嬉しそうに笑った周さんが、お返しと言わんばかりに僕の頬に手を添えて優しく唇にキスをしてくれた。
「周さんのネクタイ……毎日着けて大事にしますね」
もう一度、今度は僕からキスをしようと顔を上げる。でもすぐに人の気配に気がついて入り口を見ると、修斗さんと康介が並んでこちらをじっと見ていた。
「あ……いいよ、気にせず続けて」
修斗さんが笑って手のひらを僕に向けてそう言うけど、恥ずかしくて慌てて周さんからちょっと離れた。
「……なんだよ、早かったな」
「いや、待たせちゃ悪いから急いで来たんだけど……なんなの? いつも二人はこんなに甘々してんの? 信じらんない」
修斗さんが周さんの横に座り、康介も続いて部屋に入ってくる。
ちょっと恥ずかしい……
「それじゃ、始めよっか」
周さんと修斗さんが食べたいもの、飲みたいものを注文して、康介から簡単に挨拶をした。僕も昨晩考えていた事を周さんと修斗さんに話した。
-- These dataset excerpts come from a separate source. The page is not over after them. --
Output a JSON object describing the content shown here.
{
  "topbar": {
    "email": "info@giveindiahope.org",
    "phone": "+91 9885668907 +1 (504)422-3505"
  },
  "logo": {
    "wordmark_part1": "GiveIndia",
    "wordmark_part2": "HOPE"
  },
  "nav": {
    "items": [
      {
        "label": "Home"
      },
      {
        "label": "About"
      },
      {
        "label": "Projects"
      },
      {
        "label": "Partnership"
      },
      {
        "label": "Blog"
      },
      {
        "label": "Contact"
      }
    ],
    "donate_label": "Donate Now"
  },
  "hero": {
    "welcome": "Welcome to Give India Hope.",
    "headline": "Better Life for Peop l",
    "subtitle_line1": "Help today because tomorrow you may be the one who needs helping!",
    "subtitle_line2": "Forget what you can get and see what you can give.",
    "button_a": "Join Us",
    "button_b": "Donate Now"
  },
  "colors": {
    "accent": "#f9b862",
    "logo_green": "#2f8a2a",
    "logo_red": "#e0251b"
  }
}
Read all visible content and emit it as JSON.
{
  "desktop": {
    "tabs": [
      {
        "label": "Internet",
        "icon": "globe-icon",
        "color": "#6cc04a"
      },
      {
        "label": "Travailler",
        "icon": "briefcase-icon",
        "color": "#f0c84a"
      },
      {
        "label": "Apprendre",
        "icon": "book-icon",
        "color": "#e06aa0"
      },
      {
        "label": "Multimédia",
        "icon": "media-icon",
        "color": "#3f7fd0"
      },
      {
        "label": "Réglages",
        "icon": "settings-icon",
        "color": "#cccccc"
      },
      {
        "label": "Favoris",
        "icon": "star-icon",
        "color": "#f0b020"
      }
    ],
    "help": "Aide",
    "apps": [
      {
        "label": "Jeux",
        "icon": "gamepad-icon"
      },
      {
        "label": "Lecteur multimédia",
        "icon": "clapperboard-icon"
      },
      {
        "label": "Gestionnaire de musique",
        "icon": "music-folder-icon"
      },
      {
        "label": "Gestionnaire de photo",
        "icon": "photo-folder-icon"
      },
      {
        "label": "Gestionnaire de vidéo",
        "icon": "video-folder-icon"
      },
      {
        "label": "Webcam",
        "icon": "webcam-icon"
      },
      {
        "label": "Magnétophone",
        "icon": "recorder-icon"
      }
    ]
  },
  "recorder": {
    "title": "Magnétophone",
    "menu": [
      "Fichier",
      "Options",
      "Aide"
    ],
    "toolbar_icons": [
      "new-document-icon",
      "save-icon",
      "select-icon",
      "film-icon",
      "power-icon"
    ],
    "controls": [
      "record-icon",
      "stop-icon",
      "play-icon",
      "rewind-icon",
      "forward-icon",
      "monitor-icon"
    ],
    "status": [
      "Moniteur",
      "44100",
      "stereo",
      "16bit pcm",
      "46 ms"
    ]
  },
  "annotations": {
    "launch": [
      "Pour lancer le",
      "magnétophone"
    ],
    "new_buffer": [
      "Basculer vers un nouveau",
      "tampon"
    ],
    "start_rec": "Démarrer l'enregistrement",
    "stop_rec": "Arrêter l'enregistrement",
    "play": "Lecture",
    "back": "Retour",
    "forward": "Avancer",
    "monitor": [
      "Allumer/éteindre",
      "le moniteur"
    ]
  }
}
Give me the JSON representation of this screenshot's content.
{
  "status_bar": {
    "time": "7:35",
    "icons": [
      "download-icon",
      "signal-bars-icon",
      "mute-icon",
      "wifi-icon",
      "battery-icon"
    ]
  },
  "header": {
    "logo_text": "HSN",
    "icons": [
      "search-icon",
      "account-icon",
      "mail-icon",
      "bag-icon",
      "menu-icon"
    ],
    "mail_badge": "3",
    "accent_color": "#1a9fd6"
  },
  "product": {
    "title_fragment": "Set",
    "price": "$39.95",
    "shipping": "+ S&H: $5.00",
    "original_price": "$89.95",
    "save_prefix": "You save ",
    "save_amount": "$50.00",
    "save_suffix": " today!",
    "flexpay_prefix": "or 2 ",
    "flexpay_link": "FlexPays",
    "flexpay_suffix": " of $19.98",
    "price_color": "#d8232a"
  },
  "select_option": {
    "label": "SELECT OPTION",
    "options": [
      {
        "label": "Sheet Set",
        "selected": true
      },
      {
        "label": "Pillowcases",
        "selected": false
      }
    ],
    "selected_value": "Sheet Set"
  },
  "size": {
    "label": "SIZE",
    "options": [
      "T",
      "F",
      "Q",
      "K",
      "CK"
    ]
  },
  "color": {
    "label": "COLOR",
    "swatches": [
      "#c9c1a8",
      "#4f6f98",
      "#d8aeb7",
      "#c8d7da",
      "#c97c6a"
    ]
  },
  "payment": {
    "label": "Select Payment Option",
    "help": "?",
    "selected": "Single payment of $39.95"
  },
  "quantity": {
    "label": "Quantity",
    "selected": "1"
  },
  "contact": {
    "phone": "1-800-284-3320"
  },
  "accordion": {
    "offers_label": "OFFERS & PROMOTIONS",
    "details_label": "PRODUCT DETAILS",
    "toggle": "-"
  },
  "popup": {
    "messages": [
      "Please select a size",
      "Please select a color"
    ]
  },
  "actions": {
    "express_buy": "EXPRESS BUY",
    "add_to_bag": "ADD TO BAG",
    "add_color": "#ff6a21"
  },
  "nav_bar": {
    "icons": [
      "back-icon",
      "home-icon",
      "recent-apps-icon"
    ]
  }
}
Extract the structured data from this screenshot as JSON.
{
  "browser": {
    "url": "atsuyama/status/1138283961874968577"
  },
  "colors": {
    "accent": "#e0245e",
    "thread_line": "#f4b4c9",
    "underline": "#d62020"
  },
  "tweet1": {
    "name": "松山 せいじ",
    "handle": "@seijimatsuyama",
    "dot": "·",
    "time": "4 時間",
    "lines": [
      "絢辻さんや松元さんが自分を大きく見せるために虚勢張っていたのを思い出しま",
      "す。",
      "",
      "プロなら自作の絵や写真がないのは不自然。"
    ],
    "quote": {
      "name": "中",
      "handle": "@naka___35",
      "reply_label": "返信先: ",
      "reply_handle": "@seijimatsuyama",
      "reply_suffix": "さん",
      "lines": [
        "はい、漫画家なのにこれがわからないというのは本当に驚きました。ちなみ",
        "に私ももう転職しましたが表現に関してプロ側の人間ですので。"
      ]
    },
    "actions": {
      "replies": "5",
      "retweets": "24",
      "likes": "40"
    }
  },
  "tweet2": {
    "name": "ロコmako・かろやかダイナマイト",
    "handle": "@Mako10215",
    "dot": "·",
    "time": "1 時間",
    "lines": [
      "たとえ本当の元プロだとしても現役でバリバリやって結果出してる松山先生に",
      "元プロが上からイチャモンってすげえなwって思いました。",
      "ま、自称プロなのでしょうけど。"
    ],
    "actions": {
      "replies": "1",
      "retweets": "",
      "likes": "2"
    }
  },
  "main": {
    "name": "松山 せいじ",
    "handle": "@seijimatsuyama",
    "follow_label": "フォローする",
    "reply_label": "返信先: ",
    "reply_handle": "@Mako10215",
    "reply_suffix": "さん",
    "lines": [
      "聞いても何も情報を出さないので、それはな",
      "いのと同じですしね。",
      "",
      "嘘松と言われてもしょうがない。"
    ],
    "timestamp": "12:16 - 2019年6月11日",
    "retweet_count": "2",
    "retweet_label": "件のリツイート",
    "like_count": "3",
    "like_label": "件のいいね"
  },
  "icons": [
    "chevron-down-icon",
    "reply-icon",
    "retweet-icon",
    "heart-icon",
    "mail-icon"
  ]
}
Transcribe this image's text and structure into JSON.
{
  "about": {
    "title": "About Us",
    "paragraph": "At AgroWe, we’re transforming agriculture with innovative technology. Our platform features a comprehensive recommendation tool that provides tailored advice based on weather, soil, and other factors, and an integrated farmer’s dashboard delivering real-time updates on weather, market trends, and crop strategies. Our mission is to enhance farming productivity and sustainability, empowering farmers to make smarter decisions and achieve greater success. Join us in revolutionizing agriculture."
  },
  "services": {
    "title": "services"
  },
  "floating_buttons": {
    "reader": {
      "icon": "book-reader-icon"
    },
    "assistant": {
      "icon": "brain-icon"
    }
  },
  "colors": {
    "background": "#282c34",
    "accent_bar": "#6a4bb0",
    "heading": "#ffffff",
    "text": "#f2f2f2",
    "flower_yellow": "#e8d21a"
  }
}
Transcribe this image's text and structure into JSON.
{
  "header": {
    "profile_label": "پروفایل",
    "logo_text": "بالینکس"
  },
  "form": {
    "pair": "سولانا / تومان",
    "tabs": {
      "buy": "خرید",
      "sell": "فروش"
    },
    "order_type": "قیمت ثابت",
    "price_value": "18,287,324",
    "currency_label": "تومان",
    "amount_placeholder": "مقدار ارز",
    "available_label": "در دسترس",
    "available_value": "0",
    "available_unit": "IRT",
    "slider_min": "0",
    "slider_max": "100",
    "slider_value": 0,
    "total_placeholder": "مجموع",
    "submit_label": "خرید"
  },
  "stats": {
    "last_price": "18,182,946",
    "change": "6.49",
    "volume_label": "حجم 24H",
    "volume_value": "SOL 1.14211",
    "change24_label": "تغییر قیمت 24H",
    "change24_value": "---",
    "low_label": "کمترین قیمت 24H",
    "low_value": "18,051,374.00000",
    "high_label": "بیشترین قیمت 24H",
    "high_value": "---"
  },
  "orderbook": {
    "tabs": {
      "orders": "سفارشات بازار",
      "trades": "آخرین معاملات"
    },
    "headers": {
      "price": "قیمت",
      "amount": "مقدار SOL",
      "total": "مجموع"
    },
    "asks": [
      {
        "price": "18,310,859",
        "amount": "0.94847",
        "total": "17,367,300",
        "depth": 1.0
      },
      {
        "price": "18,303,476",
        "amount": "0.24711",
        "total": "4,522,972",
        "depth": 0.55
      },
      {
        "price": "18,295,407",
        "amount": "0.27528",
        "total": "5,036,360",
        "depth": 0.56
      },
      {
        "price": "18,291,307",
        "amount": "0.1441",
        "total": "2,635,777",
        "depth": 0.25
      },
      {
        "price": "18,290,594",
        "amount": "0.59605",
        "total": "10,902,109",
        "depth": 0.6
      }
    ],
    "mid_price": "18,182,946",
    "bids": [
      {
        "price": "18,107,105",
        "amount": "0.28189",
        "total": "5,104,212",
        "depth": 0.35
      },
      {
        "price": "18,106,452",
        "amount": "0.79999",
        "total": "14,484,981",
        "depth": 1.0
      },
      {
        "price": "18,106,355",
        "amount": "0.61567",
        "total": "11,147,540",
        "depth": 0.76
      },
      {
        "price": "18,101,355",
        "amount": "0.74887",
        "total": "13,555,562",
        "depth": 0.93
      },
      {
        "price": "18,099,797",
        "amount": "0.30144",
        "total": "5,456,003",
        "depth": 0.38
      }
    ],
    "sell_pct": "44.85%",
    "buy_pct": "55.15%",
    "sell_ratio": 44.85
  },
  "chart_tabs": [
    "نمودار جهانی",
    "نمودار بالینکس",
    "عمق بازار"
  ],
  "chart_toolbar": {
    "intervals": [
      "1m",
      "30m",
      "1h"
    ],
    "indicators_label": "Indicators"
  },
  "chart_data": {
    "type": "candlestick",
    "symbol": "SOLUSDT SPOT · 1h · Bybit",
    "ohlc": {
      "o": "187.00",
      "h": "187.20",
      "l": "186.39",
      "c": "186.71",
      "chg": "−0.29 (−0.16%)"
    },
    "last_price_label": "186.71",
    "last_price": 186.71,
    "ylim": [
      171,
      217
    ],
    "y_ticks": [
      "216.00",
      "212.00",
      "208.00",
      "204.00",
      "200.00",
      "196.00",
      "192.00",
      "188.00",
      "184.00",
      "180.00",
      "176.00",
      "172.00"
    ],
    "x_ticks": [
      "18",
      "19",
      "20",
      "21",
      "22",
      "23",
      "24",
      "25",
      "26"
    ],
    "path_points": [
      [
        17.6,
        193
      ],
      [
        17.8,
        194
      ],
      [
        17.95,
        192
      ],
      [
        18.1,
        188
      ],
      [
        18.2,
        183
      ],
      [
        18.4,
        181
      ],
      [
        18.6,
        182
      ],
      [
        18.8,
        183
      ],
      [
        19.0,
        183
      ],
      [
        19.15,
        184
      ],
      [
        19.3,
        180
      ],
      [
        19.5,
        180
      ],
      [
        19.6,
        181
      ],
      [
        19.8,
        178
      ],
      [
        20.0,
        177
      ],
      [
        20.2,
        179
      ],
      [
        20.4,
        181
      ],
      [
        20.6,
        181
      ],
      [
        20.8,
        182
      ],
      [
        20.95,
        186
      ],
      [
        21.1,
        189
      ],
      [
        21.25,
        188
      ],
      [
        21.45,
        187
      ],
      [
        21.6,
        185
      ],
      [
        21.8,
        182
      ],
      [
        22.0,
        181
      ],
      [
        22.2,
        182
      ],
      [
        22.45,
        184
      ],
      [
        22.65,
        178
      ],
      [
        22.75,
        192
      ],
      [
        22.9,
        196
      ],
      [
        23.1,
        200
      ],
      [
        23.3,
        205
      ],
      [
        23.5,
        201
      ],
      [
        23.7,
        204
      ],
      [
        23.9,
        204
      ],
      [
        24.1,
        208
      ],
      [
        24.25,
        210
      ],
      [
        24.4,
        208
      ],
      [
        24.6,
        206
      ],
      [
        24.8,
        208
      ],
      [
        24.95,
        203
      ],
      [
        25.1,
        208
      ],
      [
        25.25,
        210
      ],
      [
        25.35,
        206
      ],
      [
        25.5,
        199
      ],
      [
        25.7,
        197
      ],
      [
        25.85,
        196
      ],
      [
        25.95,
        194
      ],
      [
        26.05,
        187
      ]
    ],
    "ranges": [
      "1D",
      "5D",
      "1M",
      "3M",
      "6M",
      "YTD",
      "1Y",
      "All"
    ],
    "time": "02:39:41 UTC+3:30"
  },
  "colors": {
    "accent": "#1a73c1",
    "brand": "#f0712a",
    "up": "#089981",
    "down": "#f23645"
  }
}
高校に入学して初めて周さんと修斗さんに会った時のこと。初めて行ったライブでとても感動したこと。初めて人を好きになったこと……恥ずかしかったけど、周さんや修斗さんにはいっぱいいっぱいお世話になったから、僕は素直にお礼を言うことができた。
そして二人で挨拶を終え、しばらく楽しくお喋りをしたり周さん達に歌ってもらったりしてカラオケを楽しんだ。
「竜太……そろそろ、やる?」
コソッと康介が僕に耳打ちをする。
「あ……うん、やろっか」
いよいよ康介と一緒に歌のプレゼントだ。
やだな、一気に緊張してきちゃった。